J'étais prévenu et je m'attendais au pire. Le seul moyen de trancher l'affaire était d'aller voir par moi-même. En passant cette ligne invisible, je me suis bien rendu compte que ce n'était pas vraiment ce à quoi je m'attendais. J'aurai dû partir plus tôt, au lieu d'attendre la propriétaire qui m'a joué un sale tour en me faisant attendre plus de quarante cinq minutes pour finalement m'annoncer que l'appartement était loué.

En remontant la rue qui longe le Parlement sud-africain, je sentais cette atmosphère étrange qui règne ici, et que j'avais déjà perçu à Durban, lors de mon premier voyage. Les vivants rentrent à toute allure se terrer dans leurs foyers protecteurs, tandis qu'une faune patibulaire se réveille à la tombée du jour. Je marchais à toute allure, comme un skieur slalomant entre les obstacles. Puis, en passant près de ce restaurant très chic, où plusieurs personnes prenaient déjà un verre, et de ces jeunes cadres blancs qui discutaient dans la rue, je sentais que je sortais de la zone de turbulence. Aussi, en m'engageant dans Avenue Street, je savais que je n'étais plus loin de Long Street. Je l'ai d'ailleurs vérifié le lendemain, en refaisant un bout du chemin, avec ma collègue Valériane. Le plus consternant, c'est que j'étais à deux pas du Consulat français.

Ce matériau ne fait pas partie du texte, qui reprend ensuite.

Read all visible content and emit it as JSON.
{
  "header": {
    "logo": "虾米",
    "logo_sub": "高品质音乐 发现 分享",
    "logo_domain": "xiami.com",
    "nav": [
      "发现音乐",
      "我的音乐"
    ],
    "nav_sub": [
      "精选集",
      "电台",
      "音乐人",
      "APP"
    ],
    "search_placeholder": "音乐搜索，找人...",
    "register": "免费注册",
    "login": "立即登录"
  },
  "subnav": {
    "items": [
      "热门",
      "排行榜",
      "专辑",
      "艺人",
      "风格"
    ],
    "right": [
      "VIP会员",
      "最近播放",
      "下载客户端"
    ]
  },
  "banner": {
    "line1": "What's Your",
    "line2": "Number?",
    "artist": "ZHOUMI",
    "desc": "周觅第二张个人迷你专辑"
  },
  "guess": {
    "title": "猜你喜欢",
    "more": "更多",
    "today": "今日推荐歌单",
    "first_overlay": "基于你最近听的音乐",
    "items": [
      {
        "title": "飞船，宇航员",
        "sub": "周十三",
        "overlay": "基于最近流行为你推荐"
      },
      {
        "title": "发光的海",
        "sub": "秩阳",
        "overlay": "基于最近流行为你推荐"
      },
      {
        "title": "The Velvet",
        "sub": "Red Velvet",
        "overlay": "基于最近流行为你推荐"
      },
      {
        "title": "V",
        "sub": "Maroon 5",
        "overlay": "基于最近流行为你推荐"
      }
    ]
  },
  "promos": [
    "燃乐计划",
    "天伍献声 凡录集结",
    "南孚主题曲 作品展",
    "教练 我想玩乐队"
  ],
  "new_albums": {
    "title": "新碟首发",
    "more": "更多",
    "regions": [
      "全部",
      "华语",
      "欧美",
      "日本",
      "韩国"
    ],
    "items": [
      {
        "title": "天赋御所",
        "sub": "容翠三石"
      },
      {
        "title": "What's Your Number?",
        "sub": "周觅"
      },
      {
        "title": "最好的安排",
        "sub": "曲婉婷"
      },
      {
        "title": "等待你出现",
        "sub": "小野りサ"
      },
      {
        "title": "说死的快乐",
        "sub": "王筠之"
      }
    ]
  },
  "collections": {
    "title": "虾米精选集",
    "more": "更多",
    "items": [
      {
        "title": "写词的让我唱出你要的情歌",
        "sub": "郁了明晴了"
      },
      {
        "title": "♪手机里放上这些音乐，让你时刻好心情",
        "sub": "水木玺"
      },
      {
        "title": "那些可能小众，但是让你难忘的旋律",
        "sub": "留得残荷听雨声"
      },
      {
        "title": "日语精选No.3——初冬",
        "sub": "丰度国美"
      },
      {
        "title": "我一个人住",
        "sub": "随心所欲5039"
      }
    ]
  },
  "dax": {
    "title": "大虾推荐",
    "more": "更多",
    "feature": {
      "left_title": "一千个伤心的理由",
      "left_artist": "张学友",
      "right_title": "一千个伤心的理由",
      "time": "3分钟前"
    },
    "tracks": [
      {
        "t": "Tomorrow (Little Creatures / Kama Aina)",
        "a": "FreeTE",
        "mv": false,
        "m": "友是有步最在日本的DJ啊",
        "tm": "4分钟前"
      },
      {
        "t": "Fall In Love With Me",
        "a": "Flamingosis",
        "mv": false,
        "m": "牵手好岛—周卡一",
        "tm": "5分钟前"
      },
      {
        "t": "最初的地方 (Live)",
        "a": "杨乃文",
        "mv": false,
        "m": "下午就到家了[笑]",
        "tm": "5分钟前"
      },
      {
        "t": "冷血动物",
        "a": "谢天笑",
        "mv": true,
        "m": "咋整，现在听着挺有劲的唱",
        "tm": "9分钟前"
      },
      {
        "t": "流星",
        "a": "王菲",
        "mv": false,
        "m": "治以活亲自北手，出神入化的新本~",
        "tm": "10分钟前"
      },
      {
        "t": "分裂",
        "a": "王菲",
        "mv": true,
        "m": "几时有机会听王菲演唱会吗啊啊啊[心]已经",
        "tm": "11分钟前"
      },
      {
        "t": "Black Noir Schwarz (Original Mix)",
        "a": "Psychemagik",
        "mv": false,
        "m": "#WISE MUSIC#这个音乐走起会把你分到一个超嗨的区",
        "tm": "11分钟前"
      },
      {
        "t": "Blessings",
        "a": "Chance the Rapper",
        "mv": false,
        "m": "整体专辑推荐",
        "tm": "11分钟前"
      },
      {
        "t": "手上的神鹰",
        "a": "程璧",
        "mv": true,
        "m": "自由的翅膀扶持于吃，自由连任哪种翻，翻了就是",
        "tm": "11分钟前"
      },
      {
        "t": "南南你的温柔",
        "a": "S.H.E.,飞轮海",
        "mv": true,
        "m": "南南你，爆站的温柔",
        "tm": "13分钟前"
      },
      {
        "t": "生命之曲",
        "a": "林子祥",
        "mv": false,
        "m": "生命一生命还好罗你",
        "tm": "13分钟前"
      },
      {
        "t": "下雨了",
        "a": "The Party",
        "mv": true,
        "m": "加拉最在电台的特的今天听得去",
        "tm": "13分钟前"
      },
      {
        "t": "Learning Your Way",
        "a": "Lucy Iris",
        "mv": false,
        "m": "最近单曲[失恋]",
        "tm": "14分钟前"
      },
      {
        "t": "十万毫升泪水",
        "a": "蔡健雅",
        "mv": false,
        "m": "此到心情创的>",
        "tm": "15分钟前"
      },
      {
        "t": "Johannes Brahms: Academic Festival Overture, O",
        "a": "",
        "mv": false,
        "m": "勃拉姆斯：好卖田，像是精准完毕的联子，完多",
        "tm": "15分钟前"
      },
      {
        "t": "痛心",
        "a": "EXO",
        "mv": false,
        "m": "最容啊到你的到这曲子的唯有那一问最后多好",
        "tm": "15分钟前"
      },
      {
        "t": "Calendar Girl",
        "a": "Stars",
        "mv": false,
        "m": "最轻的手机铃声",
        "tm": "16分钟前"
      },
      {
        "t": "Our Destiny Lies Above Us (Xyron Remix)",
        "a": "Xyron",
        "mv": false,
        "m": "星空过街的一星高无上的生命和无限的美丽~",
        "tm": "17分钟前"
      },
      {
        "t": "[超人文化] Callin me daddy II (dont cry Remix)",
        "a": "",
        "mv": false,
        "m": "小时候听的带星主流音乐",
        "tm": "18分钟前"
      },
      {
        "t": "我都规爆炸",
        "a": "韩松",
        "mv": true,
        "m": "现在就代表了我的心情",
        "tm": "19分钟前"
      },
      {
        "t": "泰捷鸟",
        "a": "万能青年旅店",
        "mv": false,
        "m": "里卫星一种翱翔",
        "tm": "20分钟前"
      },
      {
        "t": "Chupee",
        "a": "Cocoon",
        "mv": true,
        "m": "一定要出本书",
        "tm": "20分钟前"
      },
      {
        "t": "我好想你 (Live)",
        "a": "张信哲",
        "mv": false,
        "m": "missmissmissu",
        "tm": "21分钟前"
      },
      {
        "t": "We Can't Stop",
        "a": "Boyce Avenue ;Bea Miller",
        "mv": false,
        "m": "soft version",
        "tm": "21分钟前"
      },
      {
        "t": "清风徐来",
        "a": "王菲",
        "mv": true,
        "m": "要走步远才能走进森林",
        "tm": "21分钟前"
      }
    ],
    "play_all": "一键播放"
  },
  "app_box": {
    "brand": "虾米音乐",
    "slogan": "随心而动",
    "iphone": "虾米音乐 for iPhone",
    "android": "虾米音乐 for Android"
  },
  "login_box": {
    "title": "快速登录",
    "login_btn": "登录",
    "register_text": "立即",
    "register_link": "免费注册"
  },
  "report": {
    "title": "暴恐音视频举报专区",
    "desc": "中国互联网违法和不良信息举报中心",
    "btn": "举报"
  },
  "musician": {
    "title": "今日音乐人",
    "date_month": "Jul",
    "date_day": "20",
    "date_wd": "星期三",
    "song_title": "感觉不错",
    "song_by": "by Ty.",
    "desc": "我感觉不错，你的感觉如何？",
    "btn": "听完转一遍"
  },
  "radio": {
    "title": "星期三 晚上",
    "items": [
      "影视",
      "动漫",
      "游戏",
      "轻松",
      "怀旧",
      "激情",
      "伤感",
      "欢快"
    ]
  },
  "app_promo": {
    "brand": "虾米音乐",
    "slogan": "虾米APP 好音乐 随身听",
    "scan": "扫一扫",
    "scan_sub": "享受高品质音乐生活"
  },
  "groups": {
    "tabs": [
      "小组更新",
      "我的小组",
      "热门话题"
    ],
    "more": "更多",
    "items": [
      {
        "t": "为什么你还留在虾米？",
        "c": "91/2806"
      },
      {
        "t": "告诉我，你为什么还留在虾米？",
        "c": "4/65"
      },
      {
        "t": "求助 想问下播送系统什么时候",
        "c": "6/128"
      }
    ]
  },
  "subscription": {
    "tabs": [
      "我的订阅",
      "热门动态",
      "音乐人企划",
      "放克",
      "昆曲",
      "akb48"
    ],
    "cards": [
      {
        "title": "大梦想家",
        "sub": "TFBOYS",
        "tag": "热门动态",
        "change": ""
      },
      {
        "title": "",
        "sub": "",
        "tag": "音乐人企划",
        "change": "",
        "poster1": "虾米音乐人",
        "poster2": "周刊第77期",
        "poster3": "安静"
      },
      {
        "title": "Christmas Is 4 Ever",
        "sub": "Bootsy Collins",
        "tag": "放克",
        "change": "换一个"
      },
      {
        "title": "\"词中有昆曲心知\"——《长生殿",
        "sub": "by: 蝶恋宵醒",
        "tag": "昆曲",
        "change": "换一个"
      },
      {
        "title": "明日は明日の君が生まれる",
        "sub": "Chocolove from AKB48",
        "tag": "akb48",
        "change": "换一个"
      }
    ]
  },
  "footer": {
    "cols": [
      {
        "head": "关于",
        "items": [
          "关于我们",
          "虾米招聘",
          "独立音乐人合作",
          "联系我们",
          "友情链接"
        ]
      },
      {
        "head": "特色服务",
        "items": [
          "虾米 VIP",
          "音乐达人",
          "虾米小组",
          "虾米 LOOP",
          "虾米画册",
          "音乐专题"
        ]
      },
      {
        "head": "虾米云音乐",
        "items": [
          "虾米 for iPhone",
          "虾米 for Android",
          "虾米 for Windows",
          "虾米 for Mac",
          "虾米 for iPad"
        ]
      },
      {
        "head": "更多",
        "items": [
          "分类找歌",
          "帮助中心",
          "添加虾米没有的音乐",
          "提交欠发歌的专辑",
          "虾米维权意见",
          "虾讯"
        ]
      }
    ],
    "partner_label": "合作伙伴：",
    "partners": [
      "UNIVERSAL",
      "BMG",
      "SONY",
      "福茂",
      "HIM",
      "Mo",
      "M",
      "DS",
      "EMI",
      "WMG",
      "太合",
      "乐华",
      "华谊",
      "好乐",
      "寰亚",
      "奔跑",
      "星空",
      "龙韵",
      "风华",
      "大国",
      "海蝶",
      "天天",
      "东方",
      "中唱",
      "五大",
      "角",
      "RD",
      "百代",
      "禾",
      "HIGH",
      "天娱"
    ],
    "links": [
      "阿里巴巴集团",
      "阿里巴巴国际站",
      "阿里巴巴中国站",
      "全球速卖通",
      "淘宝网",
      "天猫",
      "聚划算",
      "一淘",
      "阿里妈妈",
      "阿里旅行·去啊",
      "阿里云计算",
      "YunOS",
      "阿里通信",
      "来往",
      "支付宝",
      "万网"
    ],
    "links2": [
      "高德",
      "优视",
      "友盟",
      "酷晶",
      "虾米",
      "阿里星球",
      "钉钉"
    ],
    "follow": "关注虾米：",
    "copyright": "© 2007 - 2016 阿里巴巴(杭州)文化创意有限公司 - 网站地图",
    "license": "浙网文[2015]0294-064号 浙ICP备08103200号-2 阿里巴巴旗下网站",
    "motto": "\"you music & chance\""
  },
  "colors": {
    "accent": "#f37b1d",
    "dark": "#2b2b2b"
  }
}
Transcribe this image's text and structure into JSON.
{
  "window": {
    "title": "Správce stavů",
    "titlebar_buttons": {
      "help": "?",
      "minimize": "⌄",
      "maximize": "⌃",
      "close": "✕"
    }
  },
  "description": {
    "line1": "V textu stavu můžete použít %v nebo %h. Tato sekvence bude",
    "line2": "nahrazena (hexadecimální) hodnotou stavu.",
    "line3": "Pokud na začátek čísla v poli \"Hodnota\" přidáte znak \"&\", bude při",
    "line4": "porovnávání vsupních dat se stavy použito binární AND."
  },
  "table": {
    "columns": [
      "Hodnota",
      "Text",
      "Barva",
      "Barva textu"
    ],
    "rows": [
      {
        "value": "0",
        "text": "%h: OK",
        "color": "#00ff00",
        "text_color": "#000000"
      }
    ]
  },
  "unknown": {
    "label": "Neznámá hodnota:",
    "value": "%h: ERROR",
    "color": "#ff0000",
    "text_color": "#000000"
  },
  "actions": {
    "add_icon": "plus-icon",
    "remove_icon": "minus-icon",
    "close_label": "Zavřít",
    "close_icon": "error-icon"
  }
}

Après avoir cédé mon portable, j'ai rebroussé chemin, espérant retrouver les jeunes cadres qui discutaient à l'angle de la rue. Mais un individu malfamé venait vers moi, j'ai cru qu'il s'agissait de mon joueur de couteau, j'ai donc tourné les talons. Je me suis approché d'un de ces hommes qui gardent les rues, vêtus d'un de ces gilets jaunes fluorescents, très moches mais qui sauvent des vies sur les routes en pleine nuit. En m'approchant, je vis un visage buriné par les coups de la vie, un regard tout aussi glaçant que celui de mon apprenti tueur. Une hésitation. Puis-je demander de l'aide à cet homme ? En deux mots, je lui explique la situation. "Fucking bastard" jargonne-t-il à l'encontre de mon agresseur. Son accent est à coupé... au couteau ! J'ai cru d'abord qu'il parlait afrikaans. Un autre patrouilleur nous rejoint et nous voilà à la poursuite du chasseur. Tous deux ont des visages de repris de justice, de bagnards à qui la vie n'a rien épargné. Ils savent se battre à mains nues, recevoir des coups et les éviter. Mais ils ont choisi la voie de la rédemption, celle du service, du respect de l'ordre. Eux, ne sont pas des voyous, peut-être l'ont-ils été plus jeunes, mais à présent, leur dévouement est indiscutable. Ils ont choisi d'assurer la sécurité de ceux qui étalent leurs signes extérieurs de richesse, sans mesurer à quel point l'ostentation est le vecteur de la tentation. Sont-ils au service de la Justice ? Assurément, puisqu'ils m'ont protégé en me raccompagnant jusqu'à Long Street. Mais quelle justice servent-ils ? Celle qui pousse à la rue des hommes et des femmes, parfois des enfants, dénués de protection sociale. Combien d'épaves, de vies abîmées, de laissés pour compte croupissent au bord d'une société qui exulte au soleil ?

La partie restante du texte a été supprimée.